Monday, Sep. 06, 1937

Two Horses

The most nettlesome question at Madison, Wis., where 400 delegates of the American Federation of Teachers were convened last week, was, once more, whether the A. F. of T. would continue its longtime affiliation with the American Federation of Labor or switch over to the C. I. O. The C. I. O. partisans are, in the main, labor idealists. The antiC. I. O. faction is opposed to the idea of industrial unionization, which would lump them together with janitors, waitresses, cooks, furnacemen, everyone else who worked around a school. There were plenty of hot words on both sides. Potent pleader foi the A. F. of L. was Henry Ohl Jr., chunky, prey president of the Wisconsin Federation of Labor for two decades. Able, hardworking, a Socialist for 40 years until the Socialists got too deep a shade of red for him, President Ohl has led his State organization into profitable alliances with farmer-labor groups and La Follette progressives. Last week he snorted: "One cannot ride two horses simultaneously, unless, of course, he is a trick rider-- and teachers are not trick riders."

President of A. F. of T. is wiry, winsome Jerome Davis, onetime associate professor of practical philanthropy who was dropped from Yale's Divinity School ostensibly for budgetary reasons after publishing his Capitalism and Its Culture, and was paid a year's salary to stay away from Yale. "We must not," trumpeted Professor Davis, as the delegates arrived, "we cannot betray the organized workers of America by fighting the C. I. O. It is the historic mission of the A. F. of T. to support every progressive and successful labor movement. How can we possibly ignore the C. I. O. and be true to our heritage?"

Mr. Ohl: "Evidently unity was not the aim of the C. I. O. when, in violation of their own vote, they invaded Wisconsin to take possession of the movement in this State. Their every activity shouted treason to the world. . . The full drama of betrayal, as evidenced by events, exposes a treachery never before perpetrated in the annals of labor anywhere. Existing unions were disrupted by the C. I. O., funds were manipulated into C. I. O. channels wherever this could be accomplished."

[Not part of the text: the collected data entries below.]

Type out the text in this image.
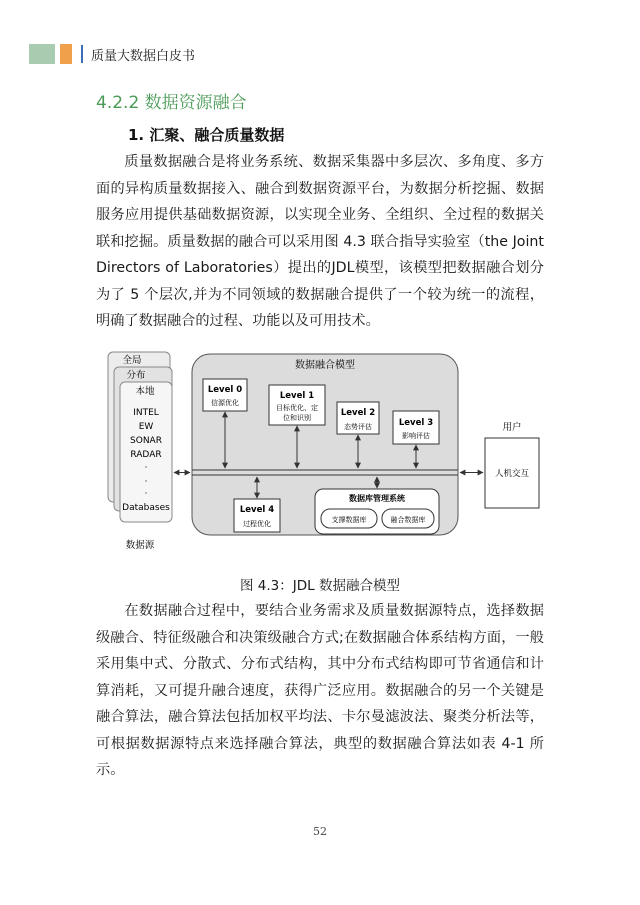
质量大数据白皮书
4.2.2 数据资源融合
1. 汇聚、融合质量数据

质量数据融合是将业务系统、数据采集器中多层次、多角度、多方面的异构质量数据接入、融合到数据资源平台，为数据分析挖掘、数据服务应用提供基础数据资源，以实现全业务、全组织、全过程的数据关联和挖掘。质量数据的融合可以采用图 4.3 联合指导实验室（the Joint Directors of Laboratories）提出的JDL模型，该模型把数据融合划分为了 5 个层次,并为不同领域的数据融合提供了一个较为统一的流程，明确了数据融合的过程、功能以及可用技术。

全局
分布
本地
INTEL
EW
SONAR
RADAR
·
·
·
Databases
数据源
数据融合模型
Level 0
信源优化
Level 1
目标优化、定
位和识别	Level 2
态势评估	Level 3
影响评估
Level 4
过程优化
数据库管理系统
支撑数据库	融合数据库
用户
人机交互
图 4.3：JDL 数据融合模型

在数据融合过程中，要结合业务需求及质量数据源特点，选择数据级融合、特征级融合和决策级融合方式;在数据融合体系结构方面，一般采用集中式、分散式、分布式结构，其中分布式结构即可节省通信和计算消耗，又可提升融合速度，获得广泛应用。数据融合的另一个关键是融合算法，融合算法包括加权平均法、卡尔曼滤波法、聚类分析法等，可根据数据源特点来选择融合算法，典型的数据融合算法如表 4-1 所示。

52
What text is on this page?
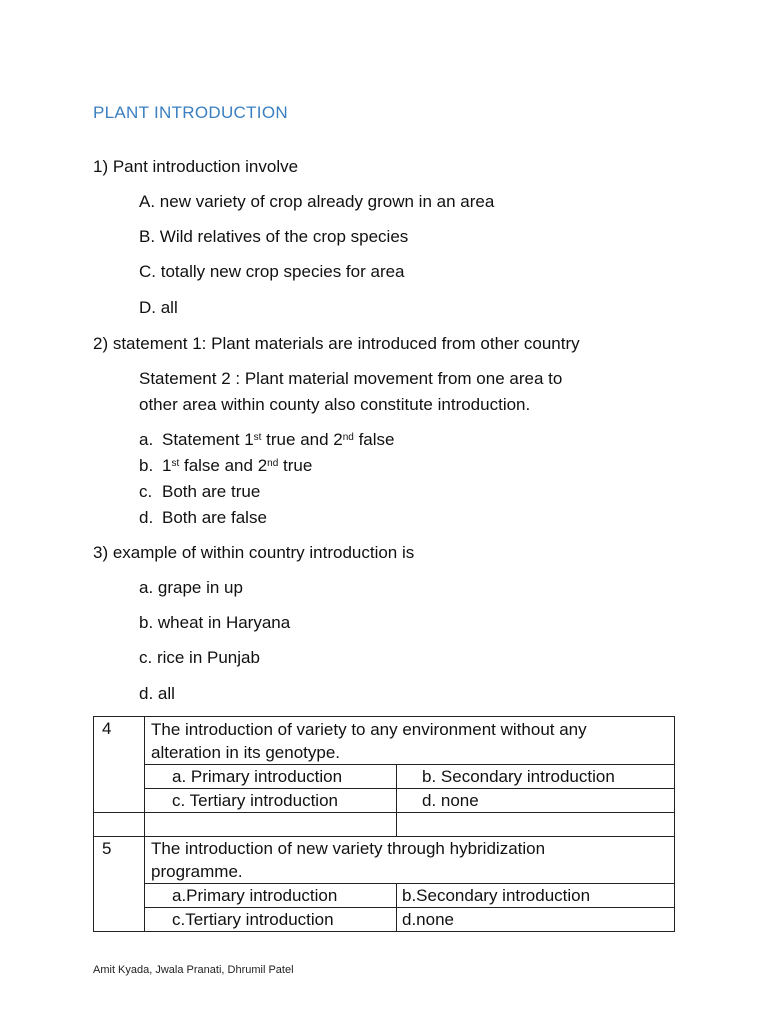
PLANT INTRODUCTION
1) Pant introduction involve
A. new variety of crop already grown in an area
B. Wild relatives of the crop species
C. totally new crop species for area
D. all
2) statement 1: Plant materials are introduced from other country
Statement 2 : Plant material movement from one area to
other area within county also constitute introduction.
a. Statement 1st true and 2nd false
b. 1st false and 2nd true
c. Both are true
d. Both are false
3) example of within country introduction is
a. grape in up
b. wheat in Haryana
c. rice in Punjab
d. all
4	The introduction of variety to any environment without any
alteration in its genotype.	

	a. Primary introduction	b. Secondary introduction
	c. Tertiary introduction	d. none

5	The introduction of new variety through hybridization
programme.	

	a.Primary introduction	b.Secondary introduction
	c.Tertiary introduction	d.none
Amit Kyada, Jwala Pranati, Dhrumil Patel
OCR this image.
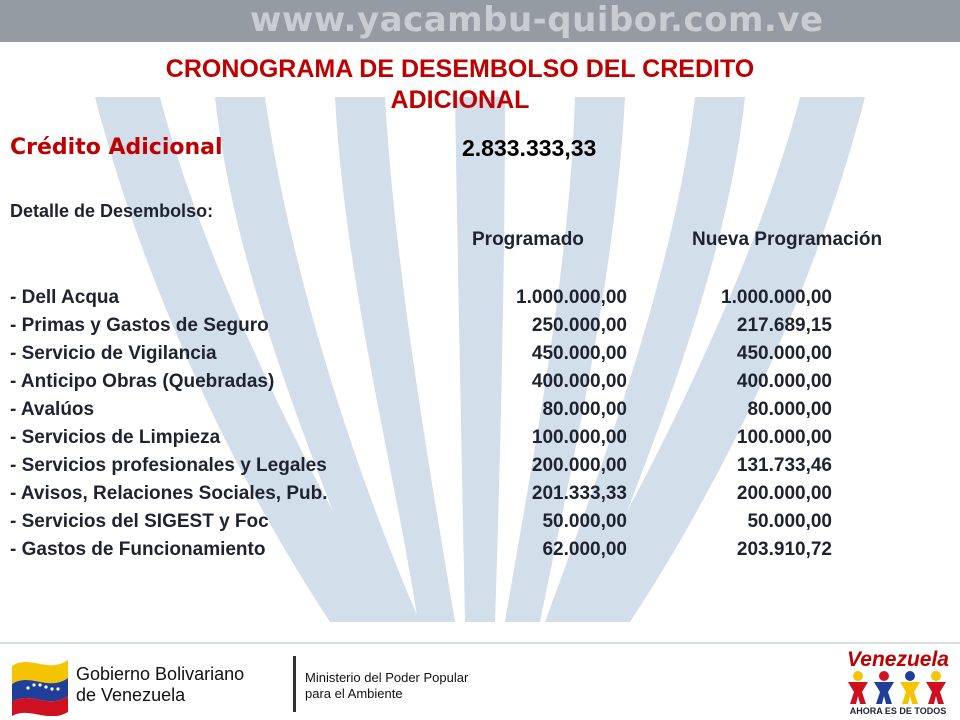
www.yacambu-quibor.com.ve
CRONOGRAMA DE DESEMBOLSO DEL CREDITO
ADICIONAL
Crédito Adicional	2.833.333,33
Detalle de Desembolso:
Programado	Nueva Programación
- Dell Acqua	1.000.000,00	1.000.000,00
- Primas y Gastos de Seguro	250.000,00	217.689,15
- Servicio de Vigilancia	450.000,00	450.000,00
- Anticipo Obras (Quebradas)	400.000,00	400.000,00
- Avalúos	80.000,00	80.000,00
- Servicios de Limpieza	100.000,00	100.000,00
- Servicios profesionales y Legales	200.000,00	131.733,46
- Avisos, Relaciones Sociales, Pub.	201.333,33	200.000,00
- Servicios del SIGEST y Foc	50.000,00	50.000,00
- Gastos de Funcionamiento	62.000,00	203.910,72
Gobierno Bolivariano
de Venezuela
Ministerio del Poder Popular
para el Ambiente
Venezuela
AHORA ES DE TODOS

When a motion was made to print Professor Davis' speech of welcome, Delegate James A. Meade of Chicago rose to shout: "I for one refuse to sit here and hear the president misrepresent the great body of American teachers. The rank and file don't want that kind of stuff. We're for the A. F. of L. regardless of what you want to do. You represent the C. P. but I don't know whether that stands for 'college professors' or 'Communist Party'." This gibe was greeted by a storm of boos and foot-stamping from the radical wing.

The 400 delegates represented some 25,000 members of A. F. of T., who in turn accounted for a little more than 2% of the country's over 1,000,000 teachers. The California, Pennsylvania and New York delegations were instructed in favor of the C. I. O. and the Chicago group against it, but delegates from other sections did not seem to know what their constituencies wanted, let alone the rank & file of U. S. teachers. Agitation for a referendum appeared, and a motion was made that the executive council conduct a referendum on C. I. O. affiliation "no sooner than Feb. 1, 1938." It was passed by a vote of 285 to 227.

This delay was hailed as a victory for the A. F. of L.-minded Chicagoans, but actually it was not, since the C. I. 0. enthusiasts had no hope of winning the convention over at this session, wanted chiefly to keep the question open while they got in further spade work. Moreover, the resolution condemned A. F. of L.'s suspension of C. I. O. unions as "undemocratic action," put the Teachers' Federation on record as refusing to pay special antiC. I. O. assessments levied by A. F. of L., commended "the great success" of C. I. O. in organizing mass production industries. Another sign of which way the wind was blowing was the re-election of C. I. O.-minded President Davis by a comfortable margin over a Chicago opponent named Charles B. Stillman.